There are many important things to think about in your question but I don't agree with point 5. If $\left | p \right >$ were truly an energy eigenstate of a translation invariant theory, then $f_p(x) = \left < p | H(x) | p \right >$ would be independent of $x$. For $f_p(x)$ to make sense as a collider observable, it would need to be somewhat localized in position space. I.e. the state $\left | p \right >$ needs to be somewhat smeared in momentum space.

The most sensible thing to write is \begin{align} \left | p \right > = \int_{\mathbb{R}^3} \rho_p(k) a^\dagger_k \left | 0 \right > \end{align} where $\rho_p(k)$ attains its peak value at $k = p$. But I don't see how the particle being relativistic or not interferes with our ability to prepare states like this. As long as $\rho_p(k)$ is not so narrow that we lose all information about position, experiments can be built which give it any width. Whether $|p| \approx m$ or $p \gg m$. So that's my objection to the idea that the non-relativistic limit requires $f_p(x)$ to be more and more spread out.

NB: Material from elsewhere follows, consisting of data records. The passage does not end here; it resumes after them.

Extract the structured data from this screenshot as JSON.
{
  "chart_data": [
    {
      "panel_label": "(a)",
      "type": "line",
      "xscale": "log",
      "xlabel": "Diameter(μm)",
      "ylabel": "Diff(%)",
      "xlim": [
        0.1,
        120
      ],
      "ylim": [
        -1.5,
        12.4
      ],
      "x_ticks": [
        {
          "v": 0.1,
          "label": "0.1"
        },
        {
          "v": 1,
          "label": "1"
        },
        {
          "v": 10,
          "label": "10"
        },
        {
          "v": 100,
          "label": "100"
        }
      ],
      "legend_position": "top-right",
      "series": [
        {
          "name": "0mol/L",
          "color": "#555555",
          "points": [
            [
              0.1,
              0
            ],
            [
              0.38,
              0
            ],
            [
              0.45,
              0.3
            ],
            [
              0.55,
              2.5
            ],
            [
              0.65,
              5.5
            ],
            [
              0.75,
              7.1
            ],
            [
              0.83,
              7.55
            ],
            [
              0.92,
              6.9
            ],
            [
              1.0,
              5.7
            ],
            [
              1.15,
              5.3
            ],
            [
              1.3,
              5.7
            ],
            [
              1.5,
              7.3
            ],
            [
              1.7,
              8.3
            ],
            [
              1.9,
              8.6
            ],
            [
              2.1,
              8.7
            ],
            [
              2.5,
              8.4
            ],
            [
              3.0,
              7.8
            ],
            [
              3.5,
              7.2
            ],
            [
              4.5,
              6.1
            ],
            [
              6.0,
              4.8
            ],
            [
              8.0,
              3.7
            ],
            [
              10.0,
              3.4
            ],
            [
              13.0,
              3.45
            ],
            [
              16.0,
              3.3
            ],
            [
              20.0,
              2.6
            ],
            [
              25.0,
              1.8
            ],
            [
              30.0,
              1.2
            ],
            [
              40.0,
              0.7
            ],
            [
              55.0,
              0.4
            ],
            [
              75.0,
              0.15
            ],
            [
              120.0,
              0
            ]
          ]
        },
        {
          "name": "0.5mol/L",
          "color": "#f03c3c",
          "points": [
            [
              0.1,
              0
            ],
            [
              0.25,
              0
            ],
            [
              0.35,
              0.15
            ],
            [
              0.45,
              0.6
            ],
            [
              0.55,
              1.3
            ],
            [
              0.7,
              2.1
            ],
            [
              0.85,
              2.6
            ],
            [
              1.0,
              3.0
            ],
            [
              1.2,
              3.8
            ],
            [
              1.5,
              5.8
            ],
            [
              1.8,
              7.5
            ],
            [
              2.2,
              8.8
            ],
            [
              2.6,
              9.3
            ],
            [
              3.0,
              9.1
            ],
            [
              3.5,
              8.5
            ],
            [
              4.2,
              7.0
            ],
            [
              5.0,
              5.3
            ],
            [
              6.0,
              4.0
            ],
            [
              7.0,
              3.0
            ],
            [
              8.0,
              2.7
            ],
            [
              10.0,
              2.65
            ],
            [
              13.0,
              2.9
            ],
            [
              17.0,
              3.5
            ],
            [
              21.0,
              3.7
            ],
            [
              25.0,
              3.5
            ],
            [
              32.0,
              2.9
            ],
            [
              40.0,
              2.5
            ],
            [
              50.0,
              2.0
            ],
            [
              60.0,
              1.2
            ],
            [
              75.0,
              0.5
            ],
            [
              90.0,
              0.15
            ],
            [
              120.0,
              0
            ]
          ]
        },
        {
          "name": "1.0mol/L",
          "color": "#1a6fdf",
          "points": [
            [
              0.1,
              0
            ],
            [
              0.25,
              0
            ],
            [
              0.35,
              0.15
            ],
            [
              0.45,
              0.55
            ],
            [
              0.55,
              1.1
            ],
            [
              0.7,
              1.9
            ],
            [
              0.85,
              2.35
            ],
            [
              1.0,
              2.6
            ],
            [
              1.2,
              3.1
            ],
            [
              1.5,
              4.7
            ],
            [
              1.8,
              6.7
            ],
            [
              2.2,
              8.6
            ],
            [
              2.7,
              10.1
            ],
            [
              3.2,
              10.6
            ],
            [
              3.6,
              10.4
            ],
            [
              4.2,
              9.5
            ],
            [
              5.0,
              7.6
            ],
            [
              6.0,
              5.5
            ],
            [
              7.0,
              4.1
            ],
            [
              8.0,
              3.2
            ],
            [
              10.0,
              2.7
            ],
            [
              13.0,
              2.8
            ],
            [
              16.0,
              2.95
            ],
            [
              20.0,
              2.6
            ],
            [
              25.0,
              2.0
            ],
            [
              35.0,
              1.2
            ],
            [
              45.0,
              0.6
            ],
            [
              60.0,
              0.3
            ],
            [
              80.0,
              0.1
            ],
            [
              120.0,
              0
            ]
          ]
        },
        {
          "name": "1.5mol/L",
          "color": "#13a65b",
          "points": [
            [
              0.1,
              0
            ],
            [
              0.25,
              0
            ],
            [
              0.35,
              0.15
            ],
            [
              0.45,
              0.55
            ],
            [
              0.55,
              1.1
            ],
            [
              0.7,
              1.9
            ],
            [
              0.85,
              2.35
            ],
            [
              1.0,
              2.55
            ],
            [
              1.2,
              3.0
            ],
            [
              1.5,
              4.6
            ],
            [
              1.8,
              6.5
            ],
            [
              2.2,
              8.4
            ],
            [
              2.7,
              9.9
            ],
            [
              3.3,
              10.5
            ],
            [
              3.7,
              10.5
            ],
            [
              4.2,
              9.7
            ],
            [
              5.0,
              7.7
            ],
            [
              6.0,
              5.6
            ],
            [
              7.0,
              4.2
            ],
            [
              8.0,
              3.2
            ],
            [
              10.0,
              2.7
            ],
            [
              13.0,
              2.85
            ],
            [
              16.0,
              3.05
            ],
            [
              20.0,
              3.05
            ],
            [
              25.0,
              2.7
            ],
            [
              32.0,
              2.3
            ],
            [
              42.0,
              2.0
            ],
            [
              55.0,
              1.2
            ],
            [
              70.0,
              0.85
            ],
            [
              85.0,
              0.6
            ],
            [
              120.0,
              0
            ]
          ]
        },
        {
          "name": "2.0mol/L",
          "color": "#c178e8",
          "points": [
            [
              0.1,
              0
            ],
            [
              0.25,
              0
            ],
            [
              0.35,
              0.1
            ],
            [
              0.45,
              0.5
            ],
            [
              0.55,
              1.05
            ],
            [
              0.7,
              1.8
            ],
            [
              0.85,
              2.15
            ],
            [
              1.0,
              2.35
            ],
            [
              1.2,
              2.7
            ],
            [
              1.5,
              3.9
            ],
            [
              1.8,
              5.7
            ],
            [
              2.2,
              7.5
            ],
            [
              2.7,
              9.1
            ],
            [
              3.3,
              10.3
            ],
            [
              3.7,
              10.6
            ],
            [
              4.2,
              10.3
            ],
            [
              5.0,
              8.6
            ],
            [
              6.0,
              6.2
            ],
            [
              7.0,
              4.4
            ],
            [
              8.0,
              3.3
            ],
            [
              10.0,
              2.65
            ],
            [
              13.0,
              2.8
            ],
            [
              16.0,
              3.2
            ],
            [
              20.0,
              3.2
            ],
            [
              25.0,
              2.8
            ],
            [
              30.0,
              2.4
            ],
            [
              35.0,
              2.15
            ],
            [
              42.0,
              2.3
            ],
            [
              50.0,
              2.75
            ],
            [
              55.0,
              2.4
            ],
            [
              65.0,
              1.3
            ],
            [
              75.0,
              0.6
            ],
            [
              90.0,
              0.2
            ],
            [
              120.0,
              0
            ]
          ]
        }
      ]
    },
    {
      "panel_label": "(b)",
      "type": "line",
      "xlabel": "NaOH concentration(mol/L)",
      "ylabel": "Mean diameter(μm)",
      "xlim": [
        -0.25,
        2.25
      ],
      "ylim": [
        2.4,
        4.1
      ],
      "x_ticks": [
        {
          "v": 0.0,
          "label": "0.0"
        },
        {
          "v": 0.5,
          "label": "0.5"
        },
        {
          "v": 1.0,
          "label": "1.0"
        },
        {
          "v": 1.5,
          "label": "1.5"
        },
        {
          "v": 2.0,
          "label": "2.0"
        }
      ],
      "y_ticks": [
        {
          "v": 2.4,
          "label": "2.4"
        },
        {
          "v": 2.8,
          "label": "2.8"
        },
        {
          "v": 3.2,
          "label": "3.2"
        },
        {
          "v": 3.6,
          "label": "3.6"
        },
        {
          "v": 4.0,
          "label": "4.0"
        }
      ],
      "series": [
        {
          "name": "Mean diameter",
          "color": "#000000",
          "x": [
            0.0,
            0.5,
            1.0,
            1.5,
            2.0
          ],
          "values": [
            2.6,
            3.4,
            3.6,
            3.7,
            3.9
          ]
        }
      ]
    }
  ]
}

Of course you can have states which are too spread out to be interpreted as wavepackets. Solitons are the ones that typically attract the most interest. But I don't see any barrier in principle towards designing an experiment which detects a fraction of a particle in the sense you're describing.

Answer 2

You ask in the title:

Why can't we observe a fraction of a particle?

Define "observe" and define "particle".

Observations in our everyday world culminated, after the time of Newton, into measurements of velocities etc, in classical mechanics, starting with "classical particles" defined as tiny parts of solid matter. Particle of dust for example.

The theoretical models of classical mechanics electrodynamics etc, when brought to describe particles approaching in mass or dimension zero, break down, because 1/r singularities appear.

Quantum mechanics theory has solved this problem, and the current mainstream physics defines elementary particles as point particles, i.e. zero dimensions, which means they cannot be fragmented.

This axiomatic proposition in the standard model of elementary particles fits the data very well and is inherent in the quantum field theory models.

There exist other quantum field theories where what the creation and annihilation operators create are composites of elementary particles. There the mathematics you are contemplating might fit that data, but not the elementary particles of the standard model of particle physics.

It may be that future observations and experiments dispose of this axiomatic assumption by finding discrepancies with the standard model, but this is the status at the moment. Elementary particles are zero point particles and cannot be fragmented.